After five years of intense change, many believe the advice industry has reached the benchmark to be considered a profession, but could the next round of reforms see that all come tumbling down?
The discussion about whether financial advisers are a profession has been going on for at least a decade, with the Australian Securities and Investments Commission (ASIC) stating in a 2014 submission that “significant changes” were needed before advisers could be considered a profession.
“While there are people working in the financial advice industry who are professionals, the financial advice industry as a whole is not currently a profession,” the submission said.
However, having gone through the royal commission in 2019 and a subsequent overhaul of financial advice, many advisers argue that they should now be considered a profession rather than an “industry”.
Having seen the evolution of advisers first hand over the last 20 years, Multiforte Financial Services director and wealth adviser Kate McCallum believes that the changes seen over the last five years on the back of the royal commission should entitle advisers to be viewed as a profession.
“Financial advice now aligns more closely with traditional professions. The structured training, professional standards, and educational requirements imposed on advisers mirror those of well-established professions, such as law and accounting,” McCallum told ifa.
While some of the outcomes of the royal commission could be considered devastating to the advice profession, given it resulted in the exodus of more than 40 per cent of its ranks, McCallum argued that it was “overall a positive”.
She added that, while advisers had already been trending towards professionalism, the royal commission “sped up” the process considerably.
However, McCallum argued that the new class of advisers, the so-called “qualified advisers”, set to be established through the Delivering Better Financial Outcomes (DBFO) reforms, could erode advisers’ progress towards professionalism in the eyes of the public.
“The single biggest threat right now is the government’s proposal to introduce the concept of a “qualified adviser” – this could easily unwind the progress made. The term implies that the individual, while not qualified to the profession’s requirements, is able to advise clients,” she said.

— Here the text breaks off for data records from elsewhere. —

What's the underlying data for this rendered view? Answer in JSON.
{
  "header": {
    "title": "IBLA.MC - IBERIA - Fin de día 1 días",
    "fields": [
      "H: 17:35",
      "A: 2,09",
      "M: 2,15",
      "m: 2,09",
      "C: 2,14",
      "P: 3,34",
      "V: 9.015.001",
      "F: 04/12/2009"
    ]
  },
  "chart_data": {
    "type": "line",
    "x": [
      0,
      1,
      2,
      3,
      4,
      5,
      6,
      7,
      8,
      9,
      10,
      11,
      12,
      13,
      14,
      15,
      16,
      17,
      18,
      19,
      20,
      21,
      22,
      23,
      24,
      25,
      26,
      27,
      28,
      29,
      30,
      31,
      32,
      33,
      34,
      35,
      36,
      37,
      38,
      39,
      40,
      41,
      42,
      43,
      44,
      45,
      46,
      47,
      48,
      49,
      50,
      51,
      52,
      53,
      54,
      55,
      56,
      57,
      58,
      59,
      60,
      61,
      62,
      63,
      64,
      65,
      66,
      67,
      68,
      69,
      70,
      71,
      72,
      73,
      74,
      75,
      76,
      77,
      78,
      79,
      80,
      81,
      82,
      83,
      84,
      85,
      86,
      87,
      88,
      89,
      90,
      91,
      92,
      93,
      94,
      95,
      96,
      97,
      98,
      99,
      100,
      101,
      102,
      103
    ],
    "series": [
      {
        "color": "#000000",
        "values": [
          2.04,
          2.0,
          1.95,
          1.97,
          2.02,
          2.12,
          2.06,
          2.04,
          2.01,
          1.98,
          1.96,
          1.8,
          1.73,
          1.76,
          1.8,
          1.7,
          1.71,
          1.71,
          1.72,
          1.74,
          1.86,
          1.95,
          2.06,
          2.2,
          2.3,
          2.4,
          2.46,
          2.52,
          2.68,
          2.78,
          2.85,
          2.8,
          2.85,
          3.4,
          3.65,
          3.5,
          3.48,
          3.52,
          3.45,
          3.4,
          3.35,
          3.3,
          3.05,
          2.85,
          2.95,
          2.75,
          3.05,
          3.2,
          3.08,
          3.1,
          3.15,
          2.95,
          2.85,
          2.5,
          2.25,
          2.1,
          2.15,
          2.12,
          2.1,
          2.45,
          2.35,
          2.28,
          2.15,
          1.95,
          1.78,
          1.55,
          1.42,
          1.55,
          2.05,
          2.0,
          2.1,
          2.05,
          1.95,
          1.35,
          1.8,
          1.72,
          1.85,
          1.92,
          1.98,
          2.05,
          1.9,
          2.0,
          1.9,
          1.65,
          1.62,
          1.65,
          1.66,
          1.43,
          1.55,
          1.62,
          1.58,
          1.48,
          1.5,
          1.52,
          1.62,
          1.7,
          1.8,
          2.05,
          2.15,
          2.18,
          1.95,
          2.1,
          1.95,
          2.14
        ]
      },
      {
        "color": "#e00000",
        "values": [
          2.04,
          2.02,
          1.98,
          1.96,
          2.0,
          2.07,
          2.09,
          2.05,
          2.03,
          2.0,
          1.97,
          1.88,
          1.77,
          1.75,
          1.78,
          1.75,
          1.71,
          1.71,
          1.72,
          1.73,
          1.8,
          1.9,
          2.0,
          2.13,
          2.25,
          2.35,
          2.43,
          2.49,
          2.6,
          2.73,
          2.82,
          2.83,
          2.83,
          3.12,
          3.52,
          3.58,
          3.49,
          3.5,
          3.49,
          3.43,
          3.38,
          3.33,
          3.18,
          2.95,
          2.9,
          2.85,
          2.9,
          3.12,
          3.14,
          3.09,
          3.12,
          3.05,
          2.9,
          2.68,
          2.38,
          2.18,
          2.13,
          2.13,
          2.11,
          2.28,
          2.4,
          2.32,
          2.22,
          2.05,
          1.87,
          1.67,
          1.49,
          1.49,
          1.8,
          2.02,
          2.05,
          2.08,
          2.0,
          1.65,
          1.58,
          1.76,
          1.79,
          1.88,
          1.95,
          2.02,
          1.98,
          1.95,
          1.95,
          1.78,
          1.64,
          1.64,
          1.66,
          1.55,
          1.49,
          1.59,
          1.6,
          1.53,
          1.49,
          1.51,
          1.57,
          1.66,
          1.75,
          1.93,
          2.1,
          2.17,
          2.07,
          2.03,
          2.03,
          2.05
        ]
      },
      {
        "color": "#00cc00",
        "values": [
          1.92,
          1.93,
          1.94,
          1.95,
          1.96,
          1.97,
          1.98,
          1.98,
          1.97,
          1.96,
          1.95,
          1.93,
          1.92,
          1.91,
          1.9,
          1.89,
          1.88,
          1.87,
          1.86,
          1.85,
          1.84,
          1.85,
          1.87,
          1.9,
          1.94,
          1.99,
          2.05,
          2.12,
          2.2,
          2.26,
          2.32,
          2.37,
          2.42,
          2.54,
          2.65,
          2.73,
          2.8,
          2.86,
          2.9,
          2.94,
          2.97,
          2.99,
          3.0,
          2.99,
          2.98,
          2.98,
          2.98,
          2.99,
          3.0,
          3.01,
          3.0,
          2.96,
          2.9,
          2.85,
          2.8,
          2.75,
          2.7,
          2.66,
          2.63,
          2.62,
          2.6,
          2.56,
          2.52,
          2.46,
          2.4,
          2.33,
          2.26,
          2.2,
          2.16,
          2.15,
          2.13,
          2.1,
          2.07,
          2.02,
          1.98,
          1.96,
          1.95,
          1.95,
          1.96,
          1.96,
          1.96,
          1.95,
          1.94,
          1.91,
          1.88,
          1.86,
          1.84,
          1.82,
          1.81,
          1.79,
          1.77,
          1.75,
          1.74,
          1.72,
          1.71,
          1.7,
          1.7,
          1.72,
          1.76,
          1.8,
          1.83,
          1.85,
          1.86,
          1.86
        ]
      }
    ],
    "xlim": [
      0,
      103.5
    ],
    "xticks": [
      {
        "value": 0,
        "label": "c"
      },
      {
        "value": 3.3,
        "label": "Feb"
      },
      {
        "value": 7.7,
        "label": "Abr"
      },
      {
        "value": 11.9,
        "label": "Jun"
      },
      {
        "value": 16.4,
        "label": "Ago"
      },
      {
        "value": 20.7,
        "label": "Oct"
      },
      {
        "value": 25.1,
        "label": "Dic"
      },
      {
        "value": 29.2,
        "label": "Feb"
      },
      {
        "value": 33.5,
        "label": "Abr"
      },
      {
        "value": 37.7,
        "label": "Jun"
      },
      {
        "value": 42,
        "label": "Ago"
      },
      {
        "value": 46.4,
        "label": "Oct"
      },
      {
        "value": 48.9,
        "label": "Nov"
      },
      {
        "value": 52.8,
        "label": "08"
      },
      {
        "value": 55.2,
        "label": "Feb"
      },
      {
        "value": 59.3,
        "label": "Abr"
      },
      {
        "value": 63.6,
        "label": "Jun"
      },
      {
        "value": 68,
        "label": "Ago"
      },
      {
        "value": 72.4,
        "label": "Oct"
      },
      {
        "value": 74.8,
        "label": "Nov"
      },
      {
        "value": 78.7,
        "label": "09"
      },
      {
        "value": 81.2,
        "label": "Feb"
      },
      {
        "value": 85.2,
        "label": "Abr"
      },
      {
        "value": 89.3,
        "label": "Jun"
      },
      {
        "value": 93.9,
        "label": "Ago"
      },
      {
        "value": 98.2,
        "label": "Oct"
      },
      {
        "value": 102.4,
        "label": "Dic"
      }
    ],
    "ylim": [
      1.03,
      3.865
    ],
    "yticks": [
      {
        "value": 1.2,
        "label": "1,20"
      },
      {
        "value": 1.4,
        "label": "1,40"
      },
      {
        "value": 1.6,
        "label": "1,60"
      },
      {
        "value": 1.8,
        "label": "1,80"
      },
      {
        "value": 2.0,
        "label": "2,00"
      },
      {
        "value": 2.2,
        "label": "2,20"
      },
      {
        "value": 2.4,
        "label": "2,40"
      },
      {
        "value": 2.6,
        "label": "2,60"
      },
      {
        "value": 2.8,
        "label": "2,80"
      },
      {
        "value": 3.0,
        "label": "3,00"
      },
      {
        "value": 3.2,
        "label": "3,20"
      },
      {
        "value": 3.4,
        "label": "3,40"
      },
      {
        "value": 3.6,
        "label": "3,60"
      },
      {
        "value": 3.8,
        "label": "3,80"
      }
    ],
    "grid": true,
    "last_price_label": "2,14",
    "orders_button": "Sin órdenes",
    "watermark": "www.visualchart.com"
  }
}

“We need to be 100 per cent clear that this is an unqualified individual functioning in line with fully qualified professional advisers. This could easily take us back to the dark alleys of the pre-royal commission shenanigans.”
She explained that the steps that have been taken over the past five years, such as increasing education requirements and overall service quality, need to be maintained for the sake of advisers’ professionalism, standards that are highly unlikely to be enforced for the new class of advisers.
“We need fully qualified professional advisers guiding clients in their life and financial decision making. We need to remember that this is an incredibly complex role – requiring head and heart. We need the high standards that have now been set in education and experience to keep this ‘city’ sparkling,” McCallum said.